ADV_LLD.2 Semiformal low-level design
Dependencies:
ADV_HLD.3 Semiformal high-level design
ADV_RCR.2 Semiformal correspondence demonstration
Developer action elements:
ADV_LLD.2.1D The developer shall provide the low-level design of the TSF.
Content and presentation of evidence elements:
ADV_LLD.2.1C The presentation of the low-level design shall be semiformal.
ADV_LLD.2.2C The low-level design shall be internally consistent.
ADV_LLD.2.3C The low-level design shall describe the TSF in terms of modules.
ADV_LLD.2.4C The low-level design shall describe the purpose of each module.
ADV_LLD.2.5C The low-level design shall define the interrelationships between the modules in terms of provided security functionality and dependencies on other modules.
ADV_LLD.2.6C The low-level design shall describe how each TSP-enforcing function is provided.
ADV_LLD.2.7C The low-level design shall identify all interfaces to the modules of the TSF.

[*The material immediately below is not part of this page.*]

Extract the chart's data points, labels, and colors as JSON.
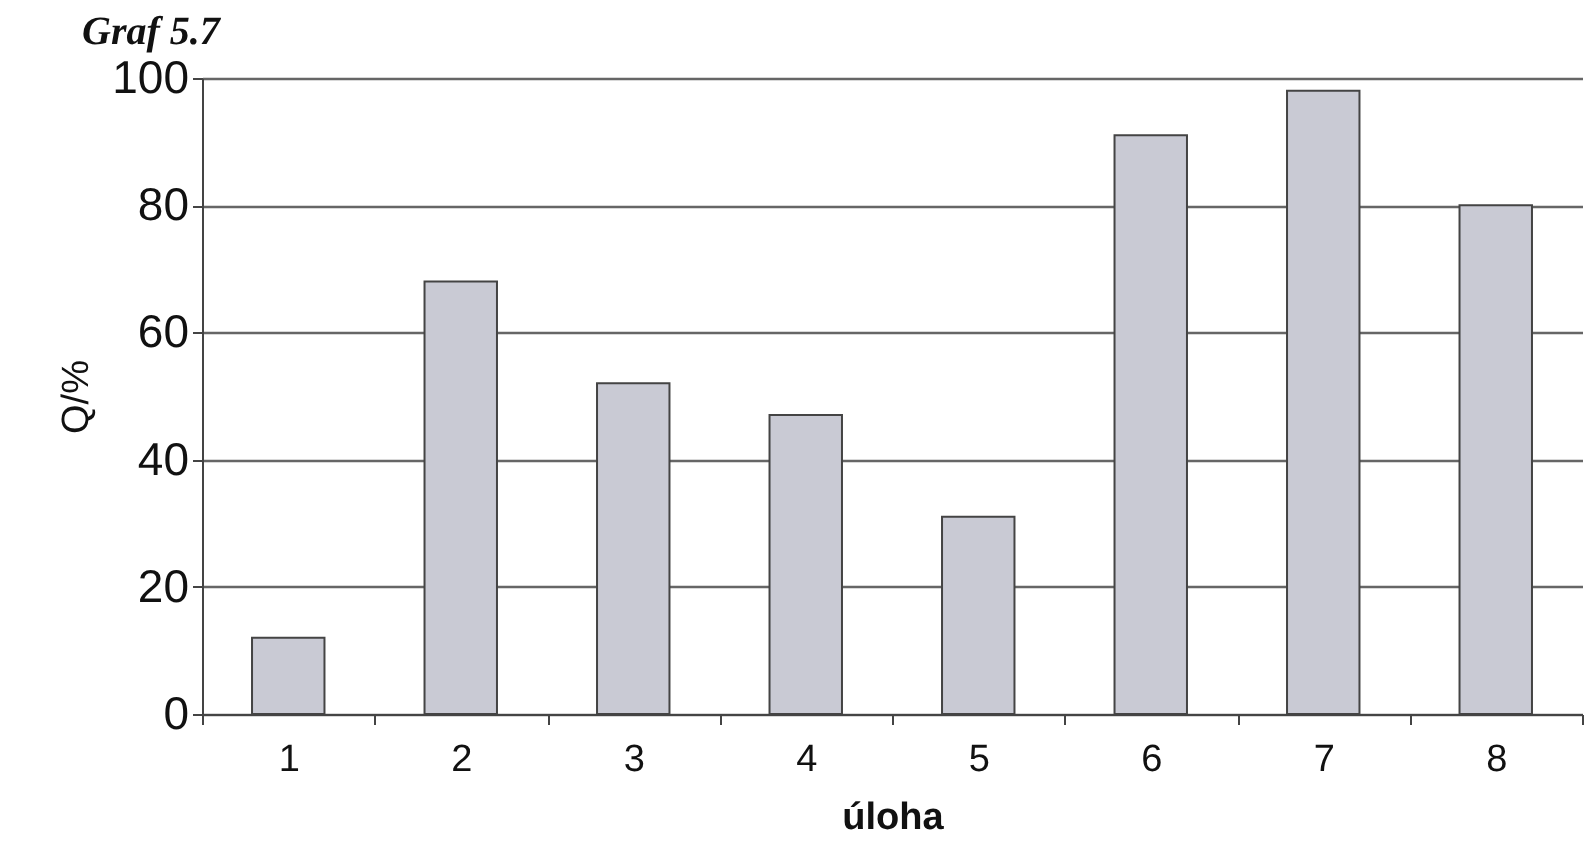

ADV_LLD.2.8C The low-level design shall identify which of the interfaces to the modules of the TSF are externally visible.
ADV_LLD.2.9C The low-level design shall describe the purpose and method of use of all interfaces to the modules of the TSF, providing complete details of all effects, exceptions and error messages.
ADV_LLD.2.10C The low-level design shall describe the separation of the TOE into TSP-enforcing and other modules.
Evaluator action elements:
ADV_LLD.2.1E The evaluator shall confirm that the information provided meets all requirements for content and presentation of evidence.
ADV_LLD.2.2E The evaluator shall determine that the low-level design is an accurate and complete instantiation of the TOE security functional requirements.